4. Souss-Massa National Park
In the south-west of the country and on the doorstep of the city is one of the region’s greatest attractions, the Souss-Massa National Park. It has the stately size of 340 square kilometers and was founded in 1991. Two rivers, the Qued Souss and the Qued Massa, flow into the Atlantic there. This terrain is something of an Eldorado for ornithologists, because 275 different bird species have been identified in the park.
Antelopes, wild boars, jackals, mongooses and porcupines have also been found there. Most of the vegetation in the national park resembles a steppe and forms an interesting stretch of coastline over 65 kilometers. If you want to visit this interesting region, you should plan a whole day.
5. Fishing port with covered market
The fishing port with the market hall attracts many visitors to the Moroccan city almost magically. Life pulsates here, here you get very close to the everyday life of the inhabitants. The fishermen trade there daily with their fresh catches from the Atlantic Ocean. But in this “souk” you will find not only the products of the sea on offer but also every imaginable kind of fruit and vegetables.
The port is large and a little confusing. The modern marina, on the other hand, stands out from the area where the fishermen’s cutters anchor. An interesting new residential area with excellent restaurants has also emerged there.
6. Bird park
Many exotic birds are in the park between Boulevard Hassan II and Boulevard du 2o. Aout to see. This bird park is an interesting change from beach life and sunbathing. It is beautifully situated in a small valley in the middle of the city.
This park includes several playgrounds and, in addition to the aviaries for the colorful birds, also enclosures for mouflons, llamas and kangaroos. All of this is a green oasis in the city, which some hotels also take a small train to. The parks are well maintained and entry is free.
7. Souk El Had
Every Saturday and Sunday the Souk El Had opens its gates in the mornings. The residents of Agadir, who call themselves “Fadiri”, offer their goods here. These are mainly agricultural products from the nearby Souss plain as well as textiles, spices and handicrafts.
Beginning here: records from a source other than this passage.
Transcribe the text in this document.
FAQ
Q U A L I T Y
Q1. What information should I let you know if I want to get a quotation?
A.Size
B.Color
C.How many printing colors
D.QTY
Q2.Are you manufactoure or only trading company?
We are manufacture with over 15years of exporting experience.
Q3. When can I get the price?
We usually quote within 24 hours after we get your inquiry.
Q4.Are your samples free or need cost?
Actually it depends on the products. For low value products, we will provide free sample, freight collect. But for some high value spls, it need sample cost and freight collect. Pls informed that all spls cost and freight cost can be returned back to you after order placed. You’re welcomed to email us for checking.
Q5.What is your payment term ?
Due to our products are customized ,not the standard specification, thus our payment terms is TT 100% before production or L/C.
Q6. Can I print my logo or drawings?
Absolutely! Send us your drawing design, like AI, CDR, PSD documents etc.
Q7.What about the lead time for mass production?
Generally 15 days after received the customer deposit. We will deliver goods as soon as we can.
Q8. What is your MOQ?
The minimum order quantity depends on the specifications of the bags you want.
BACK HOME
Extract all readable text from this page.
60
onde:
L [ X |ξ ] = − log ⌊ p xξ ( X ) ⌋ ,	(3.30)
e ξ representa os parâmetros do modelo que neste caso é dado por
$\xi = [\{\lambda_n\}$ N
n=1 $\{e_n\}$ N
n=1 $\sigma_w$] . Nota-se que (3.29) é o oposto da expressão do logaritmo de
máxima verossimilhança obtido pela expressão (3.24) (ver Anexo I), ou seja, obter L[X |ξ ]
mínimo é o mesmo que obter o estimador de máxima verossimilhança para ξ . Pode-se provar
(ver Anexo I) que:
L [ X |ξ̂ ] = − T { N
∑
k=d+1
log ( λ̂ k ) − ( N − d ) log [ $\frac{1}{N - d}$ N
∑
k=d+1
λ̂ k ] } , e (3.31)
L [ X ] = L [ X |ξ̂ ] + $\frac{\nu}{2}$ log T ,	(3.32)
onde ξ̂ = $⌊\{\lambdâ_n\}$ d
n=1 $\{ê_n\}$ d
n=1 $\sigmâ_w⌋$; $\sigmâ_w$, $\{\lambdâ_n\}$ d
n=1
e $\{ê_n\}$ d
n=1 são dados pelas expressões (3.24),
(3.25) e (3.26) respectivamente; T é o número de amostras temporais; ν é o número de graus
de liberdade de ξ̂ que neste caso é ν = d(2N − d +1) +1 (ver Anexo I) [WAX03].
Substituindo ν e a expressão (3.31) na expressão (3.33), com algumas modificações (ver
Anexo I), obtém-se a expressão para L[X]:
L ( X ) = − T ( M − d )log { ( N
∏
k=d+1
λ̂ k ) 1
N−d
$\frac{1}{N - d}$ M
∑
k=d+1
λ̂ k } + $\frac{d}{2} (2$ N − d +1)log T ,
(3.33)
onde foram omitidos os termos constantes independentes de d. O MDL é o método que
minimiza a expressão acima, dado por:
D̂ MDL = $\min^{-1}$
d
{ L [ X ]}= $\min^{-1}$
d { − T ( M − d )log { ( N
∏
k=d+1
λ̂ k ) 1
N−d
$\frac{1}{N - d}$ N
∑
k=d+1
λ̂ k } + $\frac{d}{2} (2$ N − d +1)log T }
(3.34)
All of this is presented behind a six meter high wall lined with battlements. It is a lively market that is supplied by up to 2,000 dealers. If you want to visit him, you should inquire about the way to Rue Chaib Al Kamra Mohammed Ben Brahim.
8. Museum of Berber Art
The Berbers are still a pillar of Moroccan society, even if they find their center of life today in the vastness of the Sahara or in the oases and villages in the shadow of the High Atlas. In Agadir, for example, the Museum of Berber Art is one of the sights.
In addition to the city theater, a small but interesting collection of folk art was housed in the Ait Souss passage. These include traditional costumes, carpets and chests as well as everyday objects and inlaid doors.
9. Bert Flint Museum
The Dutch Bert Flint has dedicated himself to the culture of the North African countries for many years. He has his permanent residence in Marrakech, where he bequeathed his collection to a museum. A branch of this museum is located in Agadir on Avenue Mohammed V near the Salam Hotel. The exhibits from Bert Flint’s private collection mainly include handicrafts and old Berber equipment from southern Morocco.
10. Coastal road to Essaouira
One of the most beautiful coastal roads on the Atlantic leads from Agadir to Essaouira. Maritime Morocco presents itself from its most beautiful side over eighty kilometers. Long stretches of beach, secret bays and picturesque rock formations alternate on this route. Essaouira is a cosmopolitan melting pot. The “white city in the wind” has always been the destination of artists and surfers.